Jane Ridley

What was the secret of Queen Victoria’s rebel daughter?

Lucinda Hawskley thinks she knows. But her The Mystery of Princess Louise presents no hard evidence

Coloured photograph of Princess Louise dating from the early 1880s by the society photographer Alexander Bassano [Copyright: www.bridgemanart.com] 
issue 11 January 2014

Princess Louise (1848–1939), Queen Victoria’s fourth daughter, was the prettiest and liveliest of the five princesses, and the only one who broke out of the royal bubble. Artistically talented, she trained as a sculptor, and her marble statue of Queen Victoria can still be seen in Kensington Gardens. Unlike her sisters, who all married royals, Louise became the wife of a commoner, Lord Lorne, later Duke of Argyll. The marriage was childless and unhappy, and the couple lived separate lives. Like that other rebel, Princess Margaret, Louise was clever but difficult. She could be charming and witty one moment and unexpectedly disagreeable the next.
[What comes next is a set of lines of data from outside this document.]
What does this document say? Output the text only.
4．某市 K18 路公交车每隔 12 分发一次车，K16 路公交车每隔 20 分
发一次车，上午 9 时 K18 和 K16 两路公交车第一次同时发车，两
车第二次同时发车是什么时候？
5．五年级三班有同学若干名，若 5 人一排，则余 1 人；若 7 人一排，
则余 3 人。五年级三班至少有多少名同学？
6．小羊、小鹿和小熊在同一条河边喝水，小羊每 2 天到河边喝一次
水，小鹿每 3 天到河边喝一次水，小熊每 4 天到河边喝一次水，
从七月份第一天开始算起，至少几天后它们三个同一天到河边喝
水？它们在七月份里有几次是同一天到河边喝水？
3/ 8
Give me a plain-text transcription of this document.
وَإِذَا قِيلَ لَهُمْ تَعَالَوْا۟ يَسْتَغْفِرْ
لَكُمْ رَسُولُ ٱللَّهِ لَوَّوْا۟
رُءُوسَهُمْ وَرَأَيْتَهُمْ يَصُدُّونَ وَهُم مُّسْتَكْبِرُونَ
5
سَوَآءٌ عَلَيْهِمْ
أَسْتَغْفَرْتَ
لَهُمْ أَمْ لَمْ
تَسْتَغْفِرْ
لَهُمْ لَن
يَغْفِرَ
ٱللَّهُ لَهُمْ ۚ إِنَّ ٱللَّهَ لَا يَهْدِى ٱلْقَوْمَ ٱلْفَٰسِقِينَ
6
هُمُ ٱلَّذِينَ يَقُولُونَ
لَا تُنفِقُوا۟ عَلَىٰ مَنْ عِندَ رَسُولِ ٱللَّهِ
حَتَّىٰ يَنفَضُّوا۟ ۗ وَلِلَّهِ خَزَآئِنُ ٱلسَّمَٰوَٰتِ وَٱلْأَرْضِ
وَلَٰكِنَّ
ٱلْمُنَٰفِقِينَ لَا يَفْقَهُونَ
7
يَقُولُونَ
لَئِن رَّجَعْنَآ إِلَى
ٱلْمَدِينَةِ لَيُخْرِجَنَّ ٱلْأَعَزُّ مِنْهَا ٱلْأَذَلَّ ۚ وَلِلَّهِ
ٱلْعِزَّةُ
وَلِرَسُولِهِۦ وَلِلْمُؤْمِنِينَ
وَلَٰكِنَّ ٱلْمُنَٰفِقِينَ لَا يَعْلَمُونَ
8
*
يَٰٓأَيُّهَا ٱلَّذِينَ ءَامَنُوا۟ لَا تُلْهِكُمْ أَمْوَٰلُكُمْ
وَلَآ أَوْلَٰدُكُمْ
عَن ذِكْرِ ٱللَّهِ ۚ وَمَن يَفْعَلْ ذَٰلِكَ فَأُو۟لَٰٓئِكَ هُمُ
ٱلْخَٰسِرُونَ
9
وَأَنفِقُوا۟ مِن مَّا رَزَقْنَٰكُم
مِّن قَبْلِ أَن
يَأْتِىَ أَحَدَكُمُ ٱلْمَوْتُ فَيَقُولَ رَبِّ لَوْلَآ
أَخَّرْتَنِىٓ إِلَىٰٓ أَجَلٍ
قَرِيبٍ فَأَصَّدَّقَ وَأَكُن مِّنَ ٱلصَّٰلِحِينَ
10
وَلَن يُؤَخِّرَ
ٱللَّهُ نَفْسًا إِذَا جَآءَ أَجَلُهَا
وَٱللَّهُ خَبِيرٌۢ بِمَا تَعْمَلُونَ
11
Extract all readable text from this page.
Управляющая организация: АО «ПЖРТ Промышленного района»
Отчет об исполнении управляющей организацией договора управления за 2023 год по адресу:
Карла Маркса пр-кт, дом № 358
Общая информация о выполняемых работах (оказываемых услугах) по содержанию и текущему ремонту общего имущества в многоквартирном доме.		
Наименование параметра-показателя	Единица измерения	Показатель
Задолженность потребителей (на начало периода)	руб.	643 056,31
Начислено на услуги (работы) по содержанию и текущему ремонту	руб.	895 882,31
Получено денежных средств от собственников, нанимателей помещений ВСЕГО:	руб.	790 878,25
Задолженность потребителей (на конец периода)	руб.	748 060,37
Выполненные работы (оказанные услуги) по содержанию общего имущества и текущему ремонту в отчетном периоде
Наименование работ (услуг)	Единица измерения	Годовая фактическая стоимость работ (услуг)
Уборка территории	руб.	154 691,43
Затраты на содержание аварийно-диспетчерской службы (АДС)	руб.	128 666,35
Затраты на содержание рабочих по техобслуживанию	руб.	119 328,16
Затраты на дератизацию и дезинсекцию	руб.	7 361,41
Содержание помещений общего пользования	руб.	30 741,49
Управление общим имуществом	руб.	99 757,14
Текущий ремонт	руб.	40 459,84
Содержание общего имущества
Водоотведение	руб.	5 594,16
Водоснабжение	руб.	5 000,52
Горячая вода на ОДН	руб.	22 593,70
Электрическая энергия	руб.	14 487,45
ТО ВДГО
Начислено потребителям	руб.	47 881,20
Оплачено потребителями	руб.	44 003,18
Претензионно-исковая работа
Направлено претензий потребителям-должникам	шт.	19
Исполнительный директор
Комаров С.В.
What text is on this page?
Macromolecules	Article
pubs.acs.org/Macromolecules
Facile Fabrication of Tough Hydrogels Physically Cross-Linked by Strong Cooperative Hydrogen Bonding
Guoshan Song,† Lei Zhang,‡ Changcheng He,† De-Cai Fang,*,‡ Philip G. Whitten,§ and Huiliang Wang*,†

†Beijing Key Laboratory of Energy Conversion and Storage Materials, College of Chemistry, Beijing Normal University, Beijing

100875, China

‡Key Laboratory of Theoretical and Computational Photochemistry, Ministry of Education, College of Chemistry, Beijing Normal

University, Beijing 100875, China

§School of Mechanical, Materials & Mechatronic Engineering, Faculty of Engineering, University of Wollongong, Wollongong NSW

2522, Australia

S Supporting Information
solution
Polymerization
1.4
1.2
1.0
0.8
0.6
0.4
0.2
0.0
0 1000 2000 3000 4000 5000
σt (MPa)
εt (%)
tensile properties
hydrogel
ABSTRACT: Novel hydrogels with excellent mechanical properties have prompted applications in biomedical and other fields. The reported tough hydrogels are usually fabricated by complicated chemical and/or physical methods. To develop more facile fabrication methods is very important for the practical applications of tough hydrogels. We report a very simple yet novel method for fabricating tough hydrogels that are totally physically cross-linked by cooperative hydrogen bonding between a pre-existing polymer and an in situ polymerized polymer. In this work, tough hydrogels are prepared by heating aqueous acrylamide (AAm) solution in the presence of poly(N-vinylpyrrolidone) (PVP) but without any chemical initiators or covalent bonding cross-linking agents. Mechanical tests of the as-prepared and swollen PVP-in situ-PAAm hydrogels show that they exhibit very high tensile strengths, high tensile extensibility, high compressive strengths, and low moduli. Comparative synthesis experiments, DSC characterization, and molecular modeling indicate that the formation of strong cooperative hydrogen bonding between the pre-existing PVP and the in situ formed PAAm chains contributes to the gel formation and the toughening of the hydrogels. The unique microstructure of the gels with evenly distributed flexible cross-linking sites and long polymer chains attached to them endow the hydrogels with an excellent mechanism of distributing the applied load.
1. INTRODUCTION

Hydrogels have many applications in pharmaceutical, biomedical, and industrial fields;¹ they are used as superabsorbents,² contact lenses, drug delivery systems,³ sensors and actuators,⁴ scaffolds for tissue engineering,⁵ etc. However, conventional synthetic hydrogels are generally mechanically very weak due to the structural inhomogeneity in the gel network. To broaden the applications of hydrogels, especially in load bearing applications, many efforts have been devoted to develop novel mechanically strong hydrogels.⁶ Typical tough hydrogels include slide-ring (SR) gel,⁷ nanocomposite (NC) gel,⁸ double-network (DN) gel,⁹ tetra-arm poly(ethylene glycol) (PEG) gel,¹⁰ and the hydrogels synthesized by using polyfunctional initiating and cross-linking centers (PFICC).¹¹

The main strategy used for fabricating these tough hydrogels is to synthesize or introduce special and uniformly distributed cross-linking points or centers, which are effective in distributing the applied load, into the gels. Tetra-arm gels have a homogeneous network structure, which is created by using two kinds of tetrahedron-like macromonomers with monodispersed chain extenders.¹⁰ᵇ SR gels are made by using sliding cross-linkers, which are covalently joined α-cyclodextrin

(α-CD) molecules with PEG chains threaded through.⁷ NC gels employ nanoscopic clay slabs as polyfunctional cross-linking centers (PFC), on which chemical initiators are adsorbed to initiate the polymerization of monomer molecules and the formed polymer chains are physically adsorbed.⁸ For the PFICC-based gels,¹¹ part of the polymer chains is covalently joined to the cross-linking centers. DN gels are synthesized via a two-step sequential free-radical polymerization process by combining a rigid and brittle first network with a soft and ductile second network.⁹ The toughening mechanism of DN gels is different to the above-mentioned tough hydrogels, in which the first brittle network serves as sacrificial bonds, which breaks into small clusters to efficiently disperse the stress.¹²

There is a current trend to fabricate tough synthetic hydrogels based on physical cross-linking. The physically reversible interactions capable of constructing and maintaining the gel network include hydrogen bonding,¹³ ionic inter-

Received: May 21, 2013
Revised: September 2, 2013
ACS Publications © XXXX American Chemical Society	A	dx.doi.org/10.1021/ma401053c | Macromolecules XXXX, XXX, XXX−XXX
She kicked against the royal rules, but she was only too willing to pull rank when she felt like it. She was apparently an excellent cook, she enjoyed salmon fishing and she took energetic exercise. And she was dogged by scandal.

When Lucinda Hawksley applied to the Royal Archives for access to Louise’s papers she claims that she was told: ‘We regret that Princess Louise’s files are closed.’